Was ist die richtige Entscheidung eines Piloten, der wählen muss, ob er eine Zivilmaschine, die zu Terrorzwecken entführt wurde, abschießt oder nicht? Diese Frage ist nicht zu beantworten, weil es in dieser Situation keine richtige Entscheidung geben kann. Es ist vollkommen egal, welche Entscheidung der Pilot trifft, weil er es nicht richtig machen kann. So oder so werden Menschen seinetwegen sterben. Er wird so oder so Schuld auf sich laden. Der fiktive Pilot kann einem von Herzen leidtun, dass er in eine solch schreckliche Situation gerät, aber das ändert nichts an der Tatsache, dass er nun nichts mehr richtig machen kann. Er muss sich für die eine oder die andere Schuld entscheiden, die er auf sich lädt.

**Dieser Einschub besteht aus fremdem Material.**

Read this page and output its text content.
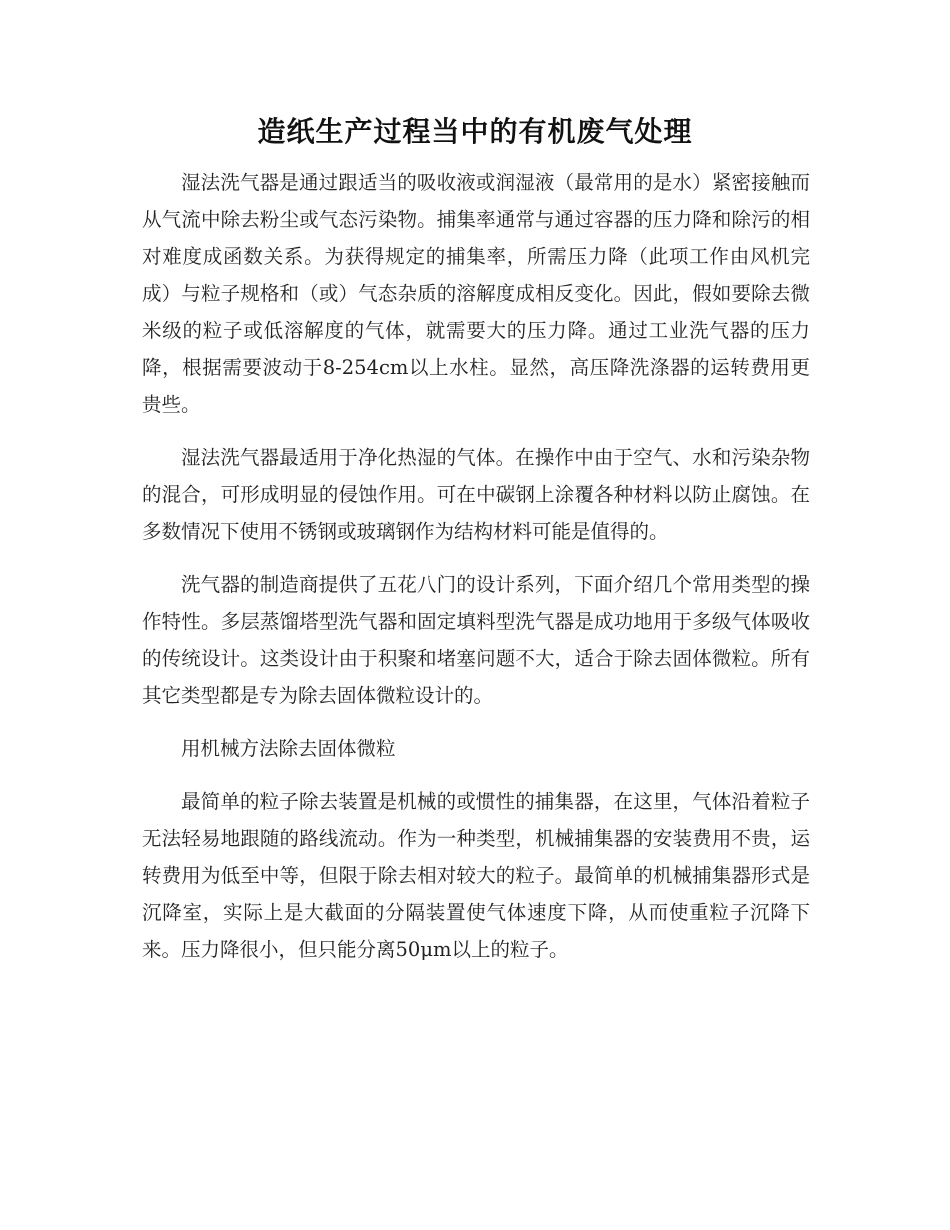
造纸生产过程当中的有机废气处理

湿法洗气器是通过跟适当的吸收液或润湿液（最常用的是水）紧密接触而从气流中除去粉尘或气态污染物。捕集率通常与通过容器的压力降和除污的相对难度成函数关系。为获得规定的捕集率，所需压力降（此项工作由风机完成）与粒子规格和（或）气态杂质的溶解度成相反变化。因此，假如要除去微米级的粒子或低溶解度的气体，就需要大的压力降。通过工业洗气器的压力降，根据需要波动于8-254cm以上水柱。显然，高压降洗涤器的运转费用更贵些。

湿法洗气器最适用于净化热湿的气体。在操作中由于空气、水和污染杂物的混合，可形成明显的侵蚀作用。可在中碳钢上涂覆各种材料以防止腐蚀。在多数情况下使用不锈钢或玻璃钢作为结构材料可能是值得的。

洗气器的制造商提供了五花八门的设计系列，下面介绍几个常用类型的操作特性。多层蒸馏塔型洗气器和固定填料型洗气器是成功地用于多级气体吸收的传统设计。这类设计由于积聚和堵塞问题不大，适合于除去固体微粒。所有其它类型都是专为除去固体微粒设计的。

用机械方法除去固体微粒

最简单的粒子除去装置是机械的或惯性的捕集器，在这里，气体沿着粒子无法轻易地跟随的路线流动。作为一种类型，机械捕集器的安装费用不贵，运转费用为低至中等，但限于除去相对较大的粒子。最简单的机械捕集器形式是沉降室，实际上是大截面的分隔装置使气体速度下降，从而使重粒子沉降下来。压力降很小，但只能分离50μm以上的粒子。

Letztlich ist das Urteil egal
Man kann und wird heute Abend darüber diskutieren, ob man den Piloten für seinen Entschluss, die Maschine abzuschießen, um viele andere Menschen zu retten, freisprechen sollte oder nicht. Mein Wunsch aber ist, dass man dabei nicht so tun möge, als ginge es um Richtig oder Falsch. Ein Freispruch darf nicht so verstanden werden, als hätte der Pilot "das Richtige" getan, indem er die Passagiermaschine abschoss. Eine Verurteilung darf andererseits nicht so begriffen werden, als wäre es "richtig" gewesen, die entführte Maschine weiterfliegen zu lassen. Letztlich ist es vollkommen gleichgültig, wie sich das Publikum heute Abend entscheiden wird. Sie werden ein Urteil über eine Situation fällen, in der es kein Richtig gibt. Darum kann auch das Urteil selbst nicht richtig sein.

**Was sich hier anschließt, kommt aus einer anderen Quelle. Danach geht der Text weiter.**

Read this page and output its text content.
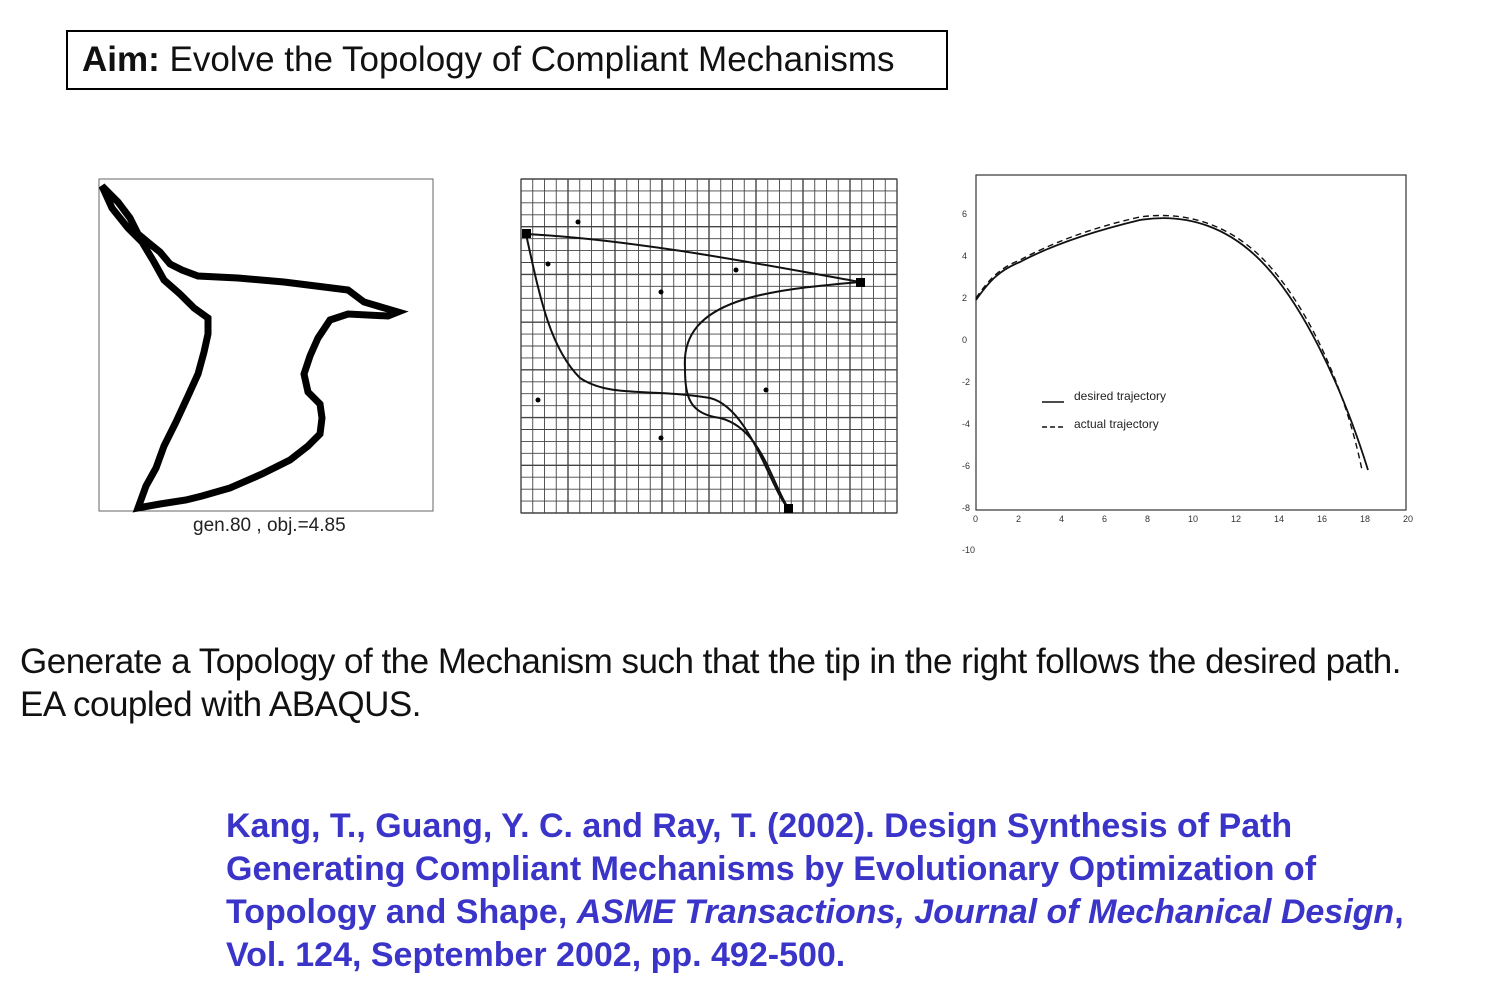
Aim: Evolve the Topology of Compliant Mechanisms
gen.80 , obj.=4.85
desired trajectory
actual trajectory
0	2	4	6	8	10	12	14	16	18	20
6
4
2
0
-2
-4
-6
-8
-10
Generate a Topology of the Mechanism such that the tip in the right follows the desired path.
EA coupled with ABAQUS.
Kang, T., Guang, Y. C. and Ray, T. (2002). Design Synthesis of Path Generating Compliant Mechanisms by Evolutionary Optimization of Topology and Shape, ASME Transactions, Journal of Mechanical Design, Vol. 124, September 2002, pp. 492-500.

Kein Mensch ist ohne Schuld
Eine der wichtigsten reformatorischen Erkenntnisse ist, dass kein Mensch ohne Schuld sein kann. Jeder Mensch – sei er noch so untadelig – kommt immer wieder in Situationen, in denen er schuldig wird. Es ist Theologen wie Martin Luther zu verdanken, dass sie diesen Umstand wieder so deutlich gemacht haben. Gerade in diesen Tagen, in denen viele Menschen lauthals ihre Rechthaberei in die Welt schreien, ist es wichtig, sich an diese Erkenntnis zu erinnern. Niemand ist ohne Schuld. Wer sich dessen bewusst wird, wird sich zum Beispiel nicht ständig selbst zu Maßstab machen und "Gerechtigkeit" rufen, wenn andere etwas bekommen, das man auch gern hätte. Wer sich darüber im Klaren ist, dass das Leben einen ständig in unmögliche Situationen bringt, in denen man nichts richtig machen kann, kann im besten Falle demütig werden. Demut bedeutet, sich der eigenen Schuld bewusst zu sein, selbst wenn das Leben einem diese Schuld aufgebürdet hat. Wer in diesem Sinne demütig ist, wird nicht um einen Freispruch bitten, sondern um Gnade.
Lieber nachdenken als mitstreiten
Natürlich soll Gerechtigkeit herrschen, doch heute Abend kann keine Gerechtigkeit hergestellt werden, nicht einmal fiktiv. Wer zuschaut, sollte versuchen, sich die eigenen Situationen vor Augen zu führen, in denen man zwei Möglichkeiten hatte, die beide gleichermaßen dazu führten, sich schuldig zu machen. Man denke über Vergebung nach, und wer an Gott glaubt, danke dafür, dass wir ihm gegenüber nicht so tun müssen, als seien wir ohne Schuld. Rechtfertigung kommt nicht aus dem richtigen Handeln. Falls Sie die Sendung heute Abend sehen, machen Sie sich solche Gedanken!